Risalah Redaksi

Idul Fitri dengan Semangat Baru

Senin, 23 Oktober 2006 | 09:03 WIB

Kembali kita merayakan Idul Fitri. Dalam bulan ini, Allah SWT tidak berhenti melimpahkan rahmat-Nya pada kita dengan memberikan jalan menuju ketakwaan. Ketakwaan yang kita peroleh selama bulan Ramadan, diharapkan bisa kita refleksikan dalam kehdupan sehari-hari dalam masyarakat. Melalui momentum Idul Fitri yang kita rayakan hari ini, Allah SWT memberikan peluang baru dan harapan baru untuk meningkatkan ketakwaaan, bukan melalui jalan rohani, seperti pada bulan Ramadan, melainkan melalui aktivitas sosial, yakni dengan berbuat keadilan, karena keadilan merupakan jalan menuju ketakwaan.

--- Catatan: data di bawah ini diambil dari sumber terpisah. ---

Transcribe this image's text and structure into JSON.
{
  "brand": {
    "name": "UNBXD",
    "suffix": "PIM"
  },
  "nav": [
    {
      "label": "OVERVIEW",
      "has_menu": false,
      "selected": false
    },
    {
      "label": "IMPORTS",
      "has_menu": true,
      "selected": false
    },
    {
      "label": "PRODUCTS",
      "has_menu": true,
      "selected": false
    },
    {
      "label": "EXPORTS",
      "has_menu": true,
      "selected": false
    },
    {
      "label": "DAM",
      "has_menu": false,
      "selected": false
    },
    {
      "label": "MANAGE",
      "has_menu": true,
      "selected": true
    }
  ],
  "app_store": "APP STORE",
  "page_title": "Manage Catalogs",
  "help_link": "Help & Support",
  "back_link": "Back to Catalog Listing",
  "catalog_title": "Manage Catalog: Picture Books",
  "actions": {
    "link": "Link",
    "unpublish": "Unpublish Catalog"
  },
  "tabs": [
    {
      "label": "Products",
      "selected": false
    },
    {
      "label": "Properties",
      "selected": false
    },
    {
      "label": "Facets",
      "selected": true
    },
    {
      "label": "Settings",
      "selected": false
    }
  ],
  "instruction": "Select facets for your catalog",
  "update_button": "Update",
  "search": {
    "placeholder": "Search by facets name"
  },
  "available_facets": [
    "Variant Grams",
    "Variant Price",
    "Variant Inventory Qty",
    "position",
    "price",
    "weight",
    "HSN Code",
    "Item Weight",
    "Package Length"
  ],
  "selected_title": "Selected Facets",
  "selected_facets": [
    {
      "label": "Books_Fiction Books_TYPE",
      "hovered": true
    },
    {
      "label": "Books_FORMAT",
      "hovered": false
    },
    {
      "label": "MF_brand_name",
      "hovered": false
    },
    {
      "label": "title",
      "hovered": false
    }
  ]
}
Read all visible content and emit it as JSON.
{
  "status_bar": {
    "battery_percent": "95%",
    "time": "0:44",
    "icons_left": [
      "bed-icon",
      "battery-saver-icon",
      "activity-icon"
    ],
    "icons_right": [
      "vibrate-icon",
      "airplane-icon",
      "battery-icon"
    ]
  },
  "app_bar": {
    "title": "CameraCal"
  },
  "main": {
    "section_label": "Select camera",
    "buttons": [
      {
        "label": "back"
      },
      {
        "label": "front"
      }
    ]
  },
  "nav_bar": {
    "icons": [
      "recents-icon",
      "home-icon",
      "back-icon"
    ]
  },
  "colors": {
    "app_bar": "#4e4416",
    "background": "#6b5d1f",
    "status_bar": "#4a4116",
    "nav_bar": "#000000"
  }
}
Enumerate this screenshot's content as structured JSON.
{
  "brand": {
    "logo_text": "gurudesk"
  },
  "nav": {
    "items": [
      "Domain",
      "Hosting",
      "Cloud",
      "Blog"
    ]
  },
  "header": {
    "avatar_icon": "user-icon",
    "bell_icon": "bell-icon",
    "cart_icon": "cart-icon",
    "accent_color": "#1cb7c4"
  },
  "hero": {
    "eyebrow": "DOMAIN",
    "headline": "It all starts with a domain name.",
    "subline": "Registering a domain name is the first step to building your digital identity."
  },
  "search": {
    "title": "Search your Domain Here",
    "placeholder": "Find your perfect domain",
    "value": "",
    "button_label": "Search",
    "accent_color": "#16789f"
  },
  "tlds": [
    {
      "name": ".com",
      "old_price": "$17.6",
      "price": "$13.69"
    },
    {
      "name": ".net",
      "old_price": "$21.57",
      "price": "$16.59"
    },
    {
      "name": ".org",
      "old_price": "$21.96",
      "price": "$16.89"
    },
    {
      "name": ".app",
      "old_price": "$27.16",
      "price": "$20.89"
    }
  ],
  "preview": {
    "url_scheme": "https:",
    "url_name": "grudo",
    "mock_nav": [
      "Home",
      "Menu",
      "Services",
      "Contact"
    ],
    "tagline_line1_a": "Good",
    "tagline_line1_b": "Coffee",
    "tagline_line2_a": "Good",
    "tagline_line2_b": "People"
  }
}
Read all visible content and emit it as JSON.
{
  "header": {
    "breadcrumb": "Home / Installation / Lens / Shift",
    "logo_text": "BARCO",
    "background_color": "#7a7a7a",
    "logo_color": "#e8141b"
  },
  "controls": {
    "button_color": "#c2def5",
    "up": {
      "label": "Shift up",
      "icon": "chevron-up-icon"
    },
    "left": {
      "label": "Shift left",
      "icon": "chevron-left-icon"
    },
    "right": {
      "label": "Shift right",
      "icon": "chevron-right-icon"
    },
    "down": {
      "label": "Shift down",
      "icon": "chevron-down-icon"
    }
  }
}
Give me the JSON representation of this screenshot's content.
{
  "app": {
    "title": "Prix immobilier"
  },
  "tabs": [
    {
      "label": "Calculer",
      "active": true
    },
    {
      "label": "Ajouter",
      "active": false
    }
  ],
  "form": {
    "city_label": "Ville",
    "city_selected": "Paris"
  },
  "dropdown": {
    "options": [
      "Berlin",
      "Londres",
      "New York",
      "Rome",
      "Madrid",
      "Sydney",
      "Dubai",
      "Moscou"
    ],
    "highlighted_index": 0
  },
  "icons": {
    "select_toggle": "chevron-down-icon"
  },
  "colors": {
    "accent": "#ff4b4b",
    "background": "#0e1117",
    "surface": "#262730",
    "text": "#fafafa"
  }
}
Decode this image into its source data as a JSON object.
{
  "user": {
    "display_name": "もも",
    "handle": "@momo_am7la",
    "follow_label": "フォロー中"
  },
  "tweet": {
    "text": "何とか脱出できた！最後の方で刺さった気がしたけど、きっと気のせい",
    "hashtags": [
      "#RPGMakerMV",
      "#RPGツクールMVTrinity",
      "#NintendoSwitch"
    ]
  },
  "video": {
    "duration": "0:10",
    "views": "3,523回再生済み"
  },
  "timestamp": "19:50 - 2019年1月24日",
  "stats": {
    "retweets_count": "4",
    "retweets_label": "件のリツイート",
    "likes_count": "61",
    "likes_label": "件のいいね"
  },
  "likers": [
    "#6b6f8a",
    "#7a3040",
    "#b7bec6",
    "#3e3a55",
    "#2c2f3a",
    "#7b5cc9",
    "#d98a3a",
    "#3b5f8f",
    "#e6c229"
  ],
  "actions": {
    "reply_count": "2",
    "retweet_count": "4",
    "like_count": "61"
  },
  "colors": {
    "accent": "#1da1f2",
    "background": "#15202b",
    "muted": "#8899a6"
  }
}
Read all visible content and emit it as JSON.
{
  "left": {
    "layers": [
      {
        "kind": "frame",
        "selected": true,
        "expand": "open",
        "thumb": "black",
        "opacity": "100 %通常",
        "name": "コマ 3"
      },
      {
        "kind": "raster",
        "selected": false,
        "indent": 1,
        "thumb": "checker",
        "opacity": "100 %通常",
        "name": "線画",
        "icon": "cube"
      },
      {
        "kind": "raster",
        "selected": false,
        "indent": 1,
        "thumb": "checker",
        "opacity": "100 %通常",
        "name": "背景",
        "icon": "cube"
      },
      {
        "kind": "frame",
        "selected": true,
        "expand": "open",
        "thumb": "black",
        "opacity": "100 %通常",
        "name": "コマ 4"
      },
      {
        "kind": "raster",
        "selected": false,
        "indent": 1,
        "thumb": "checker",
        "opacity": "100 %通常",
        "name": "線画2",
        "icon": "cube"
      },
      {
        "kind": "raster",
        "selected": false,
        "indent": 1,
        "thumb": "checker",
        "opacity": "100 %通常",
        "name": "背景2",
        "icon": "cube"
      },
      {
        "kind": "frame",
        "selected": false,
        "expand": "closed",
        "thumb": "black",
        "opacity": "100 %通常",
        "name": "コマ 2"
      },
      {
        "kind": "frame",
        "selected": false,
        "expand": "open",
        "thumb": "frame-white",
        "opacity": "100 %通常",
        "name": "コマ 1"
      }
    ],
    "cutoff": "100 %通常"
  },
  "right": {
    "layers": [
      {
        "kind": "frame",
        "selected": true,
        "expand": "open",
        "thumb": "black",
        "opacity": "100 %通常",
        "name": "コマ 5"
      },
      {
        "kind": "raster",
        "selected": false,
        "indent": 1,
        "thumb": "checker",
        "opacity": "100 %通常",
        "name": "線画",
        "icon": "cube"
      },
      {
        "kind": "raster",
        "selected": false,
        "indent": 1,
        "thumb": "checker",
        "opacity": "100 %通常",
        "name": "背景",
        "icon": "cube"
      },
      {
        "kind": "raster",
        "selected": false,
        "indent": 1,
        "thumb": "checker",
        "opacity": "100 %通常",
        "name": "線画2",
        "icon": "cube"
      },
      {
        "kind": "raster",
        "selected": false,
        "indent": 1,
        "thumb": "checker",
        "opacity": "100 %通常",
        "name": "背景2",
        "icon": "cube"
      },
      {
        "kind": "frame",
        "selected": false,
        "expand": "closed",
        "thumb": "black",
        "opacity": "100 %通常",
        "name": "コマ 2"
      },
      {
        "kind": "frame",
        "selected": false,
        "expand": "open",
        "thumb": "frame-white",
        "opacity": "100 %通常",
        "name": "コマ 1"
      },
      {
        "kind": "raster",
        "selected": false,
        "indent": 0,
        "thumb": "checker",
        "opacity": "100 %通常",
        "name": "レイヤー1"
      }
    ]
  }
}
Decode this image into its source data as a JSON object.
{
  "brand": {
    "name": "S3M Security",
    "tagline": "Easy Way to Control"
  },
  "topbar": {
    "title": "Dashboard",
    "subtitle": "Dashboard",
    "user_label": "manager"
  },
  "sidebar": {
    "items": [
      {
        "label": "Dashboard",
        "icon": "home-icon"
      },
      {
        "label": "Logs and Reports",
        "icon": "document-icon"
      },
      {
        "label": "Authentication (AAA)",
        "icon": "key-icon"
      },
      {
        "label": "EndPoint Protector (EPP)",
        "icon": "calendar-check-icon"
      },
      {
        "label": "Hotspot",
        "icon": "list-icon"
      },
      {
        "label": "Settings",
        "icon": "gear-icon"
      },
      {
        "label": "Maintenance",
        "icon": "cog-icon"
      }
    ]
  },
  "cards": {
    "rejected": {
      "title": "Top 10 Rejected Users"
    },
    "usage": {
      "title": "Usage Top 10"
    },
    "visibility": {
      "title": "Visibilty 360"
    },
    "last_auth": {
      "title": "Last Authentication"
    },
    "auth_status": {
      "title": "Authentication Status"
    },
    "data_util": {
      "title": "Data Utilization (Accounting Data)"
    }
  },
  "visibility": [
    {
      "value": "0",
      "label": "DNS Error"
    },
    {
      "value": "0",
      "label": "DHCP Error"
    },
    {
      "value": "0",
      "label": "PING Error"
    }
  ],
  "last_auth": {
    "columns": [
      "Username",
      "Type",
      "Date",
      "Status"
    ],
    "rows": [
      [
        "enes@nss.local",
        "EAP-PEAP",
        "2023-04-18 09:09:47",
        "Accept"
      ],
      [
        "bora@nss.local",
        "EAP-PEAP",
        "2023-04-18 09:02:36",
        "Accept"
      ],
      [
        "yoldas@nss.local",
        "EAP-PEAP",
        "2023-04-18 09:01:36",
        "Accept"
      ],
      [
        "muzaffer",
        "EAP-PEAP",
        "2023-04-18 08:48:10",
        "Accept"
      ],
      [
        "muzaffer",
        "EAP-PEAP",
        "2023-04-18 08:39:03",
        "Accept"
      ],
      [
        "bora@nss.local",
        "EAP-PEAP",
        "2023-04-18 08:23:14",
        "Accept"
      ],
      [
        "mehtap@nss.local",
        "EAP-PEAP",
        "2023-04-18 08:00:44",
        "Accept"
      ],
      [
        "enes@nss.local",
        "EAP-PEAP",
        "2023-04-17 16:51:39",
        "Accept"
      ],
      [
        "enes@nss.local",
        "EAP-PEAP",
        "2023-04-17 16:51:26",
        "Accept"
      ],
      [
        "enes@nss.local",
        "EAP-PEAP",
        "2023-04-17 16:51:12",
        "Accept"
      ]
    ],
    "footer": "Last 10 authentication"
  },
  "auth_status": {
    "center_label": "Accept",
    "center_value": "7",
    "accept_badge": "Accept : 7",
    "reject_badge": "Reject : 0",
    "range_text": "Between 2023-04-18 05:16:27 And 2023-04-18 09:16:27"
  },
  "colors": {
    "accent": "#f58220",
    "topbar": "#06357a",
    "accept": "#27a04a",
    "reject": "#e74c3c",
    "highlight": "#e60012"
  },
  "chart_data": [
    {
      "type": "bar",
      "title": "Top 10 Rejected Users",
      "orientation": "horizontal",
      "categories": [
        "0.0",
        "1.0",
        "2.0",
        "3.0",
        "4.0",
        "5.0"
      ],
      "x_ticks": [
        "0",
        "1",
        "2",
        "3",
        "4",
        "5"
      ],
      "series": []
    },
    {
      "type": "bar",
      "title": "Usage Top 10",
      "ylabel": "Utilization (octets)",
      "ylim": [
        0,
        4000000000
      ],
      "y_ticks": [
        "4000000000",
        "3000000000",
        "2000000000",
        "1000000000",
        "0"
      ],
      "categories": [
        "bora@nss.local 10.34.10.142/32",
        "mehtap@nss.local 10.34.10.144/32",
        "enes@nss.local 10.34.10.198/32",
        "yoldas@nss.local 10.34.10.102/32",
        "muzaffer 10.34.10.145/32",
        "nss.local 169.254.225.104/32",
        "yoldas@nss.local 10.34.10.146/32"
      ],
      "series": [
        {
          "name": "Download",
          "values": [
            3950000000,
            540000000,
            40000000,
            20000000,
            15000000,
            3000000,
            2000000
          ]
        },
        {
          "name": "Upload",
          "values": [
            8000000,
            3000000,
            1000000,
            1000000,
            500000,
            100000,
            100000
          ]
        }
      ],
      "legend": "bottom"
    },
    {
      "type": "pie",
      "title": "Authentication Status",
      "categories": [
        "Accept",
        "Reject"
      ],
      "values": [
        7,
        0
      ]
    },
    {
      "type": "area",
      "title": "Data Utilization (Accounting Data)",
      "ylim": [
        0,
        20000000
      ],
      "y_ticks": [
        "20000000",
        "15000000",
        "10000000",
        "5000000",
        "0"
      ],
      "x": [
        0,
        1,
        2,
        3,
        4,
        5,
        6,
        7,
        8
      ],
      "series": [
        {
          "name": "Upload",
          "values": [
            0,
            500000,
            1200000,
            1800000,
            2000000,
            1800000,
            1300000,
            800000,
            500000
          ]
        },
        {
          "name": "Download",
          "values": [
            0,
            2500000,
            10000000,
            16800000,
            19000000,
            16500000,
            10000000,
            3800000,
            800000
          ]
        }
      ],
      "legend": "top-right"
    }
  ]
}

Hingga saat ini, kita masih menyaksikan bahwa di lingkungnan masyarakat kita masih menghadapi berbagai masalah antara lain masalah kesenjangan sosial; kesenjangan antara kaya dengan yang miskin, antara yang maju dengan yang terbelakang, antara yang berpengetahuan dan yang kurang berpengetahuan, dan seterusnya. Kesenjangaan itu berpotensi menimbulkan ketidakadilan sosial, bahkan mencerminkan adanya ketidakadilan sosial itu sendiri. Agama mewajibkan kita untuk mengatasi kesenjangan tersebut dengan mengeluarkan zakat, ber-infaq dan bersedekah serta amal kebajikan yang lain.

<>

Sudah selayaknya dalam Idul Fitri ini kita jadikan momentum untuk menemukan semangat baru, dinamika baru untuk melakukan berbagai aktivitas untuk menegakkan keadilan sosial, untuk meningkatkan kesejahteraan sosial yang merata. Meningkatnya keimanan kita bisa dilihat dari meningkatnya kepedulian sosial kita. Kita patut bersyukur dan harus selalu bersyukur atas segala karunia yang diberikan Alah SWT, tetapi kita tidak boleh berpuas diri, tetapi harus terus melakukan inovasi dan eksperimentasi untuk terus maju dan berkembang.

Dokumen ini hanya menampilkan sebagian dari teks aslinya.